R.M.N. – inquietante parábola da Europa

Era bom que os portugueses percebessem que este é um filme que não fala apenas da Roménia e da sua situação na Transilvânia. Escolhi relatar uma história que se passa nessa região porque é uma parte multiétnica do nosso país. Porém, penso que é um filme que fala sobre todos nós, neste mundo, e como nos relacionamos com a globalização e com aqueles que não conhecemos bem. Funciona como um retrato sobre o nosso subconsciente, que alimenta a nossa animalidade, os nossos medos, o nosso lado negro, a nossa dualidade, a nossa tolerância perante a migração – o que se passa ali pode passar-se em qualquer outro sítio… Mas queria sublinhar que para além dos temas importantes, R.M.N. é um filme para o público. O que isto quer dizer? Que é também um filme com ritmo, um thriller. É meu desejo que o público partilhe as sensações do protagonista.

Palavras do realizador romeno Cristian Mungiu, retiradas de uma conversa com o DN, durante o Festival de San Sebastián, que quase tornem obrigatória a visualização do seu último filme: R.M.N..

R.M.N., de Cristian Mungiu, Drama, M/14, 2022, Roménia
R.M.N., de Cristian Mungiu, Drama, M/14, 2022, Roménia

Matthias, ‘um homem corpulento e com cara de poucos amigos’, trabalha num matadouro. Desde o início, a marca da violência e da brutalidade. Logo a seguir, percebemos que Matthias é um imigrante, quando um supervisor, ao vê-lo ao telemóvel fora do local de trabalho, o insulta com um racista: ‘cigano preguiçoso’. Matthias agride-o violentamente com uma cabeçada e foge, pedindo boleia até chegar à sua aldeia, na Transilvânia. Vai reencontrar a sua ex-mulher, Ana, e o seu filho, Rudi, a sua ex-amante, Csilla, o seu pai, Otto, os seus amigos. Matthias é um homem em luta interior, dividido, como se verá na magnífica e central cena de antologia (15 minutos) da assembleia-geral para abordar a questão que pôs a aldeia em polvorosa: expulsar os estrangeiros do Sri Lanka que estão a trabalhar na fábrica de panificação.

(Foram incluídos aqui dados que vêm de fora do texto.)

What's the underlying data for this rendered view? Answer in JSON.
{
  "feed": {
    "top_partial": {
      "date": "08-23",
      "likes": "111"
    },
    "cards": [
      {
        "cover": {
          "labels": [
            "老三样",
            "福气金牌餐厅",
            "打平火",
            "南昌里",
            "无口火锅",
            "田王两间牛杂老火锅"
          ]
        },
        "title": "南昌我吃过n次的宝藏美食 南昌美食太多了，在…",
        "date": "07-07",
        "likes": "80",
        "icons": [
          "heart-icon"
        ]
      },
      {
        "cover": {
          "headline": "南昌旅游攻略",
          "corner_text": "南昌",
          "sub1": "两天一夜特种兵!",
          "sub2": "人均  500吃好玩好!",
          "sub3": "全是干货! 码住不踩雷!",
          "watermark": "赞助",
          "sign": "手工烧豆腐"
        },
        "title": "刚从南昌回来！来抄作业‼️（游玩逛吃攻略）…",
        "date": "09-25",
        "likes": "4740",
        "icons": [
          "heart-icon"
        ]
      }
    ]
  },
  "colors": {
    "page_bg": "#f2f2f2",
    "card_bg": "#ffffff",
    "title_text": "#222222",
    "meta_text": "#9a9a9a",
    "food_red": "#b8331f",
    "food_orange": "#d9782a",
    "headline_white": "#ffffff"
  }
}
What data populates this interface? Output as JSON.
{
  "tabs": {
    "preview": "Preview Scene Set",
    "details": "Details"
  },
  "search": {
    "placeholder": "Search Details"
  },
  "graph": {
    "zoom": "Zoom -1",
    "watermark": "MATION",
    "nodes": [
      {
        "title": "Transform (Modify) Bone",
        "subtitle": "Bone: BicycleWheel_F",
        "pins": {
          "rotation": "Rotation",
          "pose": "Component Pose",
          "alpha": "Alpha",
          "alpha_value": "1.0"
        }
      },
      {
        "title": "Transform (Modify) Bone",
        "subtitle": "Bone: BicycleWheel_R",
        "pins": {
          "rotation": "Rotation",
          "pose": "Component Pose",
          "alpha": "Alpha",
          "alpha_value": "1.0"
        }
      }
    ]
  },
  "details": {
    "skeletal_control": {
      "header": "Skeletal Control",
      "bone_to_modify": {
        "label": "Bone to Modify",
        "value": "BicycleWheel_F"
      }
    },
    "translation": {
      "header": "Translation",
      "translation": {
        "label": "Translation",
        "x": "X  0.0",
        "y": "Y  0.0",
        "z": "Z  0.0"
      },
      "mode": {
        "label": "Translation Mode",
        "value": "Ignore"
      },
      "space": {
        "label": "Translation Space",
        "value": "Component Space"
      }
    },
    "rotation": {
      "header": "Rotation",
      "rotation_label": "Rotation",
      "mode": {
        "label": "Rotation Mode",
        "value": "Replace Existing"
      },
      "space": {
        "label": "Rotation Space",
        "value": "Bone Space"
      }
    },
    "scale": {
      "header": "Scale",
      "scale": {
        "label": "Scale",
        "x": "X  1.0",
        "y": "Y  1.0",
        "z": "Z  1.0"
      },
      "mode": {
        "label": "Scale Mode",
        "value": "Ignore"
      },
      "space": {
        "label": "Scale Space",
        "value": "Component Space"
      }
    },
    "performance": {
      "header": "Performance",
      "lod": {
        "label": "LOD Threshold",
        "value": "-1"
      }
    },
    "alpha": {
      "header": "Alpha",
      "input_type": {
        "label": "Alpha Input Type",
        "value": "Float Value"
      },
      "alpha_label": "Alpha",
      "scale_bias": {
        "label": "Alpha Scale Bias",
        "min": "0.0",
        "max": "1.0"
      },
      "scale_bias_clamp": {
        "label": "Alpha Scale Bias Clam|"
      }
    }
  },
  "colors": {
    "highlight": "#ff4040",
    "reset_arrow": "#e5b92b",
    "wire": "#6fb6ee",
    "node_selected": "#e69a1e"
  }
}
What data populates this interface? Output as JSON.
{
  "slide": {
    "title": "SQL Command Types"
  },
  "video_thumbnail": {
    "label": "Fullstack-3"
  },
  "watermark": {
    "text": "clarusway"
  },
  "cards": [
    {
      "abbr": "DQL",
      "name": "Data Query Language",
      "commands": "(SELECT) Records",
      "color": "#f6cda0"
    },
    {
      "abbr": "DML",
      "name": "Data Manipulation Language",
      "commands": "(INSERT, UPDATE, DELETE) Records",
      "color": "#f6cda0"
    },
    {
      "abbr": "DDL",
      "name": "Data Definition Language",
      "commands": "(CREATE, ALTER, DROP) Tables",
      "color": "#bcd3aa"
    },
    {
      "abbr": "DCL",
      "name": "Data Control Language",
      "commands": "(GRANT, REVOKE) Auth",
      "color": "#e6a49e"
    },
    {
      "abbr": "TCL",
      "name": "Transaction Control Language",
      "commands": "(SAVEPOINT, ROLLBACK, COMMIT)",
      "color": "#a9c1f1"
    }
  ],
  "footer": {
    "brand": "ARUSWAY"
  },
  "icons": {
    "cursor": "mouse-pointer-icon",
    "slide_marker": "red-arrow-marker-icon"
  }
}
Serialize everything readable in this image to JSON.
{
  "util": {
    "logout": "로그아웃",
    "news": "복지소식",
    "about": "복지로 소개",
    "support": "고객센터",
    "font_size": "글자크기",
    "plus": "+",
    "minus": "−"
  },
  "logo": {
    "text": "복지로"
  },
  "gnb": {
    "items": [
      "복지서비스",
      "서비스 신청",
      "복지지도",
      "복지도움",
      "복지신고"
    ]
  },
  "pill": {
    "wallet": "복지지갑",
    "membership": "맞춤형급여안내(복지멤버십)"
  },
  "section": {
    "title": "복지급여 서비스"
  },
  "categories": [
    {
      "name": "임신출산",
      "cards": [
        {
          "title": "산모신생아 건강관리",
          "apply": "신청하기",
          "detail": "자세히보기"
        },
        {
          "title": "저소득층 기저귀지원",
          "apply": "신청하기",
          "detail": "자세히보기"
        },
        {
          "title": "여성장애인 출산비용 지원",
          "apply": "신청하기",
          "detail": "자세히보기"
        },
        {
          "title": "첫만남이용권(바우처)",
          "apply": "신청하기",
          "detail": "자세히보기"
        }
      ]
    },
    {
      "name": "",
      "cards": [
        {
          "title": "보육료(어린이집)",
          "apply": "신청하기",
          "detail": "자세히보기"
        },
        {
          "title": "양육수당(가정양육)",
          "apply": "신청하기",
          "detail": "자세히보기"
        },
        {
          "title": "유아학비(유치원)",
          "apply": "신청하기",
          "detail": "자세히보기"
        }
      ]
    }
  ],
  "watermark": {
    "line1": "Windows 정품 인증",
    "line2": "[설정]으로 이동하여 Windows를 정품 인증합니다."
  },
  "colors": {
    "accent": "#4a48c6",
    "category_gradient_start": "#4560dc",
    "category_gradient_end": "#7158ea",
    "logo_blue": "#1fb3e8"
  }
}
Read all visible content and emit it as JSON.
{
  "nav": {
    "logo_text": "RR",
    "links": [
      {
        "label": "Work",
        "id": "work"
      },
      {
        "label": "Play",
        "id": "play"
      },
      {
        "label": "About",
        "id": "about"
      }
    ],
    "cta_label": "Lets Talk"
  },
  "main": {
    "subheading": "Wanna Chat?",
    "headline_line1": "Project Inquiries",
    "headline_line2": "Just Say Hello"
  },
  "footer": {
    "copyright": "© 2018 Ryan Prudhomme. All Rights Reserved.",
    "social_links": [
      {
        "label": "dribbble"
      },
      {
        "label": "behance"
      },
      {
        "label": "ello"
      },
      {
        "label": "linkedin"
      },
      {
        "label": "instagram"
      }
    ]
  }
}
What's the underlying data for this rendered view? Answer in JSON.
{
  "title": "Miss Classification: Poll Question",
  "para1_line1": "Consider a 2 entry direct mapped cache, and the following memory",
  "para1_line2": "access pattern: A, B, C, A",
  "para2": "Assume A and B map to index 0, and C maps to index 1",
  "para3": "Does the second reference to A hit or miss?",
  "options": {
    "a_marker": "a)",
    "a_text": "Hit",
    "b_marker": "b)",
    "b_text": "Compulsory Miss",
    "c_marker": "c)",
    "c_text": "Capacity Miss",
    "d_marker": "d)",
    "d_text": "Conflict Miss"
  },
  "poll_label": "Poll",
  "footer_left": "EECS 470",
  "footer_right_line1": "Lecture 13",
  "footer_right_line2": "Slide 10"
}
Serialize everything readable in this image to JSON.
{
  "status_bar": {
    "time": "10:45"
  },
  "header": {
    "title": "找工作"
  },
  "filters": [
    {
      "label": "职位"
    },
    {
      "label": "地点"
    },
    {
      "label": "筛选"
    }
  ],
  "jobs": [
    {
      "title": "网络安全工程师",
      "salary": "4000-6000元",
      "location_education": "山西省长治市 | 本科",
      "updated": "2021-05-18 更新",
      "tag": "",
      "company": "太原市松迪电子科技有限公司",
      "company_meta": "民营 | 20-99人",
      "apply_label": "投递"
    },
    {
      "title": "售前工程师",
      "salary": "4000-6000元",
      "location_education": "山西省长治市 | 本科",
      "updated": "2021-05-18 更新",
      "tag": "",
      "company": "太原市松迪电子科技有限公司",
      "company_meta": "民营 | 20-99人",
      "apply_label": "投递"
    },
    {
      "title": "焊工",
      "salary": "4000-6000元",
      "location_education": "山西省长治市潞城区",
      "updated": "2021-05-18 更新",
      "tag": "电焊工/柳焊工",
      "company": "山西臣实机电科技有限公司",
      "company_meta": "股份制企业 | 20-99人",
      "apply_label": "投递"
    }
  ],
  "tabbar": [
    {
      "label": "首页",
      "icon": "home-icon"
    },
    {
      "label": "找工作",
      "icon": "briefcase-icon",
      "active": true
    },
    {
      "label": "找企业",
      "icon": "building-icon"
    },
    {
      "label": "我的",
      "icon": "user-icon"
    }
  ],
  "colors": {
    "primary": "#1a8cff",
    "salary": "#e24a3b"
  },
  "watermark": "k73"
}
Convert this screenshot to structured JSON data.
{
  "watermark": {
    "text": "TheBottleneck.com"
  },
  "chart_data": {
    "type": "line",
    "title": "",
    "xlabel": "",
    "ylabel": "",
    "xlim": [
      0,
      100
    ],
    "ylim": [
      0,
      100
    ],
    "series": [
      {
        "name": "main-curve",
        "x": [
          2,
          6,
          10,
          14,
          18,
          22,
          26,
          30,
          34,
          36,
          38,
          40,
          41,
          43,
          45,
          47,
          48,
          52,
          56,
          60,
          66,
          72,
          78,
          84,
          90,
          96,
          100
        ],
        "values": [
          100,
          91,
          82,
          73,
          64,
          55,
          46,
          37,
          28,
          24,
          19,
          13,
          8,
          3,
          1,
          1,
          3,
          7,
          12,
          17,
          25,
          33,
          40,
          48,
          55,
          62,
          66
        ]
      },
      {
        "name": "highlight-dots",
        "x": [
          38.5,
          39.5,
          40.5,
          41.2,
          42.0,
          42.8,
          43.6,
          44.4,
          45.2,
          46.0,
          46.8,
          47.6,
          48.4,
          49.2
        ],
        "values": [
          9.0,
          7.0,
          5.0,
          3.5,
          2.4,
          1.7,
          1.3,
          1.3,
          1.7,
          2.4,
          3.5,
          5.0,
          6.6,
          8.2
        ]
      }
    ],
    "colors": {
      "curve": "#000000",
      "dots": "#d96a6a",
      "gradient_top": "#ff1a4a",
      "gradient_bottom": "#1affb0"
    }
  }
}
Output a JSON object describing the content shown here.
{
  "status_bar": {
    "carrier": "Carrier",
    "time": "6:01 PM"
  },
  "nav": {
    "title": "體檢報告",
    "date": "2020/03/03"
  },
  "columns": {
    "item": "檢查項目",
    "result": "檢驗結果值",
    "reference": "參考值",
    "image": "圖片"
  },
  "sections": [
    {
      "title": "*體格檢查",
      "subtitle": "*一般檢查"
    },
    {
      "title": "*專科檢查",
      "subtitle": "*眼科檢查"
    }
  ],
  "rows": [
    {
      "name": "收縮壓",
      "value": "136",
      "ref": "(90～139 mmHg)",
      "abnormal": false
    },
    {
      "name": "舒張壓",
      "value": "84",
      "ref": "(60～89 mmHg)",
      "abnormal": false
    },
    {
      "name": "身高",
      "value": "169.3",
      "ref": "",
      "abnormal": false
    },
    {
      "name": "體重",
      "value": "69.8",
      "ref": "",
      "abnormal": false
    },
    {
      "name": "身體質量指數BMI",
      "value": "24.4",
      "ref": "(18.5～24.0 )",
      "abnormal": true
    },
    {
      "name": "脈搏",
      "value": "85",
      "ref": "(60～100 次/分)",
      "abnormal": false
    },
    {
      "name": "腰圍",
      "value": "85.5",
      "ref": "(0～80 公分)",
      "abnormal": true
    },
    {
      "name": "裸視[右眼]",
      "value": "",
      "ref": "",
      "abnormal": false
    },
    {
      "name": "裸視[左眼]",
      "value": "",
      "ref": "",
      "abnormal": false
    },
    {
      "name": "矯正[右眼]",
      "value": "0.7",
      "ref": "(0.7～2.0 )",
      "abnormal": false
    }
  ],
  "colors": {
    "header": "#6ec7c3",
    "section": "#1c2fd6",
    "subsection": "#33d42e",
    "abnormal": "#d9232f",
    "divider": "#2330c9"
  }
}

De facto, é este o ‘coração’ do filme e a ‘ressonância magnética nuclear’ (R.M.N., feita pelo pai de Matthias e que dá título ao filme) que o realizador faz à aldeia, como metáfora de toda a Europa: uma terra multiétnica, cuja história é feita também de migrantes e de vários povos, onde convivem diferentes línguas, culturas e religiões, mas que é ‘atacada’ pela xenofobia, pelo nacionalismo, pelo ódio, justificados com os falsos argumentos que tantas vezes ouvimos e lemos por aí.

Neste filme metafórico “está a Europa inteira, refugiada na cobardia, e o retrato de todas as suas contradições. E tudo isto é figurado em Matthias, homem sem voz para responder ao futuro. Matthias chegou a um beco sem saída, quer a nível profissional e afetivo, quer a nível político. É um animal enjaulado.” (Francisco Ferreira)
Não é assim que a Europa parece estar? Não é assim que estamos todos?

O que Mungiu mostra é o (re)surgimento daquilo que a Humanidade sempre quis afastar e manter longe das suas aldeias, campos, cidades e sonhos: uma forma de animalidade e de monstruosidade que o século XXI, impiedosamente, está a mostrar iminente.